The other call Leavy’s talking about, a low block call on Seahawks quarterback Matt Hasselbeck, is one that Pereira almost admitted to being wrong at the time.
Two things stand out about Leavy’s admission — first, why did it take so long for him to admit that his calls were wrong? The NFL drilled it into everyone’s heads that all the “important” calls in that game were close, but correct. With so many of the main characters off to other things, what’s the good in admitting it now? Replay technology hasn’t changed; the league has the same angles on that game now that it did then. Seahawks head coach Mike Holmgren is now running the Cleveland Browns, and team president Tim Ruskell is now working for the Chicago Bears. Pereira has retired from his league position to become the media personification of officiating expertise for several media outlets. Leavy is still an official. Hasselbeck and Locklear are two of a handful of Seahawks players who are still with the team.

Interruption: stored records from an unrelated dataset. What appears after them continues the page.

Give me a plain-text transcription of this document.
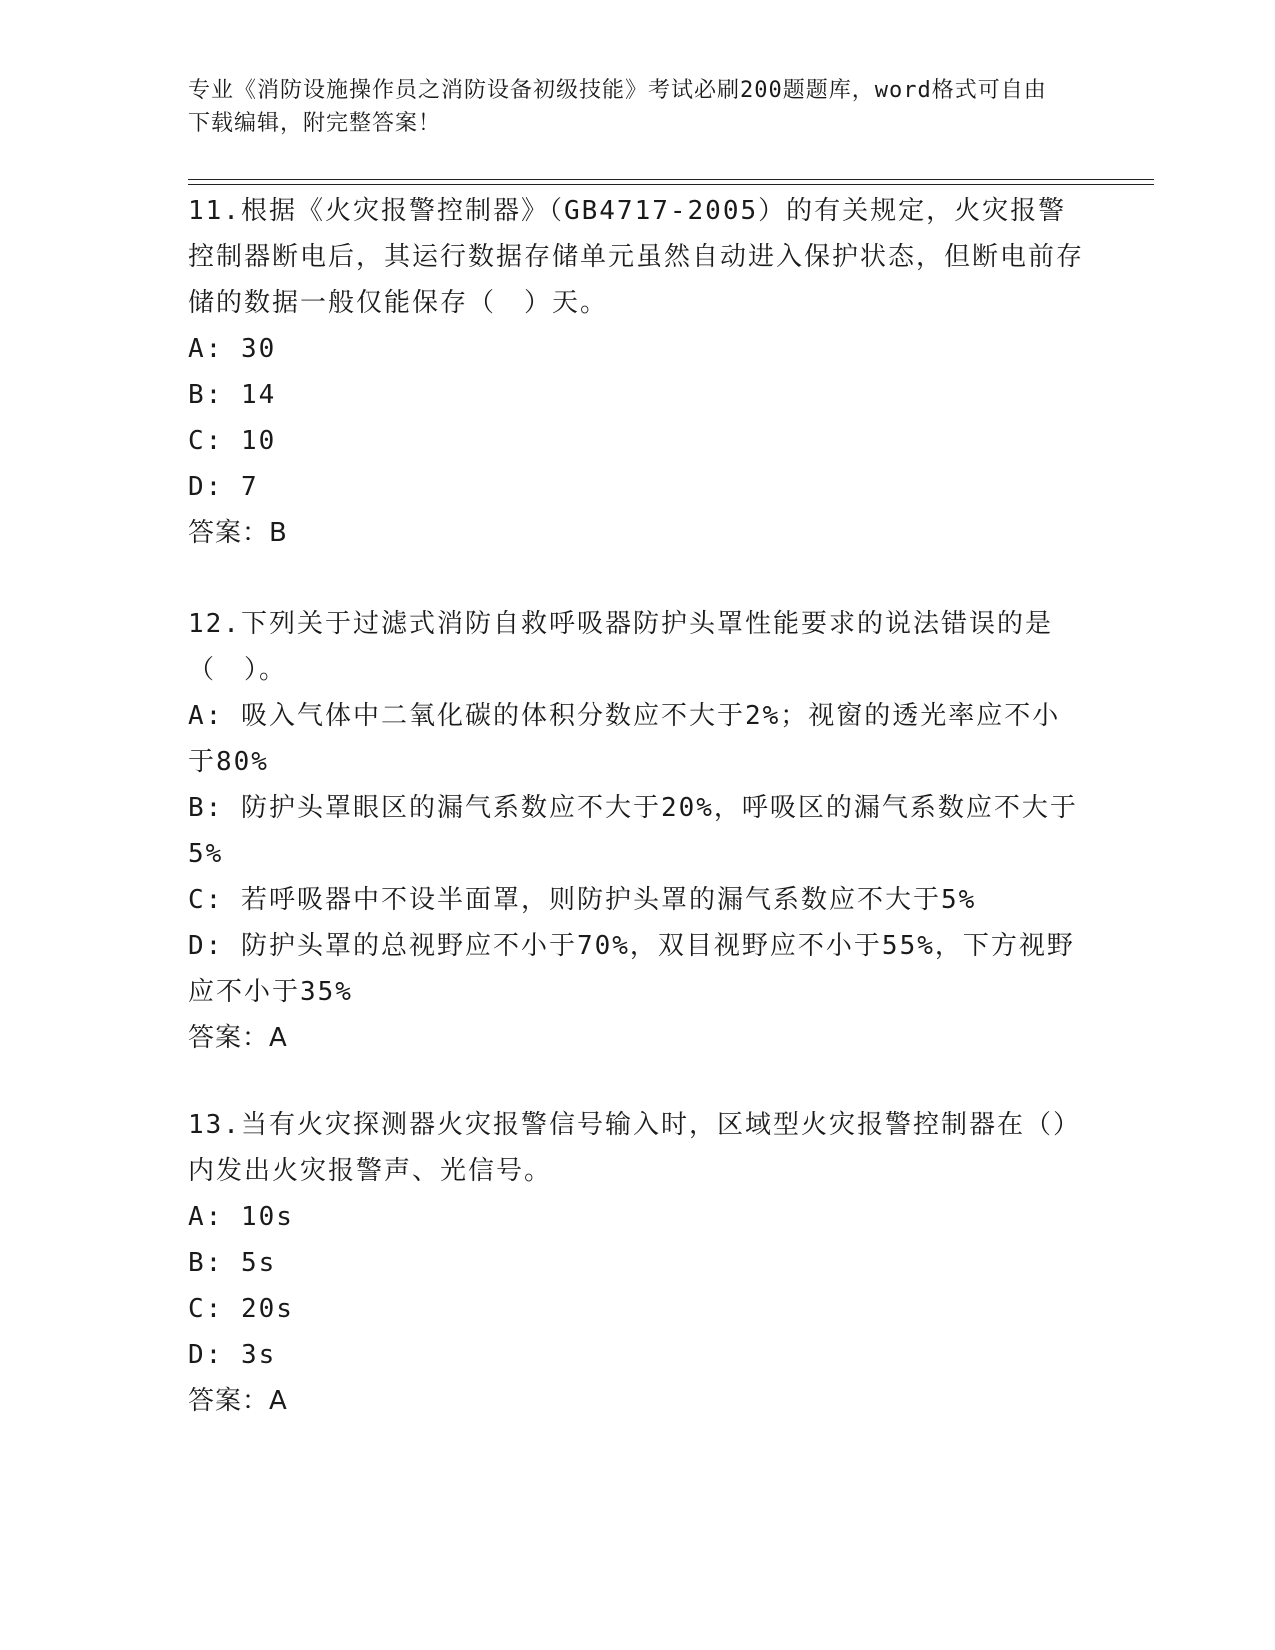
专业《消防设施操作员之消防设备初级技能》考试必刷200题题库，word格式可自由下载编辑，附完整答案！
11.根据《火灾报警控制器》（GB4717-2005）的有关规定，火灾报警控制器断电后，其运行数据存储单元虽然自动进入保护状态，但断电前存储的数据一般仅能保存（　）天。
A: 30
B: 14
C: 10
D: 7
答案：B
12.下列关于过滤式消防自救呼吸器防护头罩性能要求的说法错误的是（　）。
A: 吸入气体中二氧化碳的体积分数应不大于2%；视窗的透光率应不小于80%
B: 防护头罩眼区的漏气系数应不大于20%，呼吸区的漏气系数应不大于5%
C: 若呼吸器中不设半面罩，则防护头罩的漏气系数应不大于5%
D: 防护头罩的总视野应不小于70%，双目视野应不小于55%，下方视野应不小于35%
答案：A
13.当有火灾探测器火灾报警信号输入时，区域型火灾报警控制器在（）内发出火灾报警声、光信号。
A: 10s
B: 5s
C: 20s
D: 3s
答案：A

Second, just because Leavy admitted to blowing two calls doesn’t mean that those were the only errors in the game. Leavy wasn’t the one who called the Roethlisberger touchdown; that was head linesman Mark Hittner. Nor was Leavy in charge of the first-quarter offensive pass interference call on Seahawks receiver Darrell Jackson. Do the Seahawks have to wait another five years for the admissions on those calls?
Put simply, the Seahawks didn’t play well enough to win Super Bowl XL. They made several crucial mistakes, but it’s also correct to say that the Steelers didn’t play well enough to win. Officiated correctly, XL probably would have been an ugly war of attrition; a barely-remembered close game that could have gone either way. But because of the calls made, the league’s subsequent denial that anything was wrong with those calls, and Leavy’s admission of guilt so much later, this game will never go away.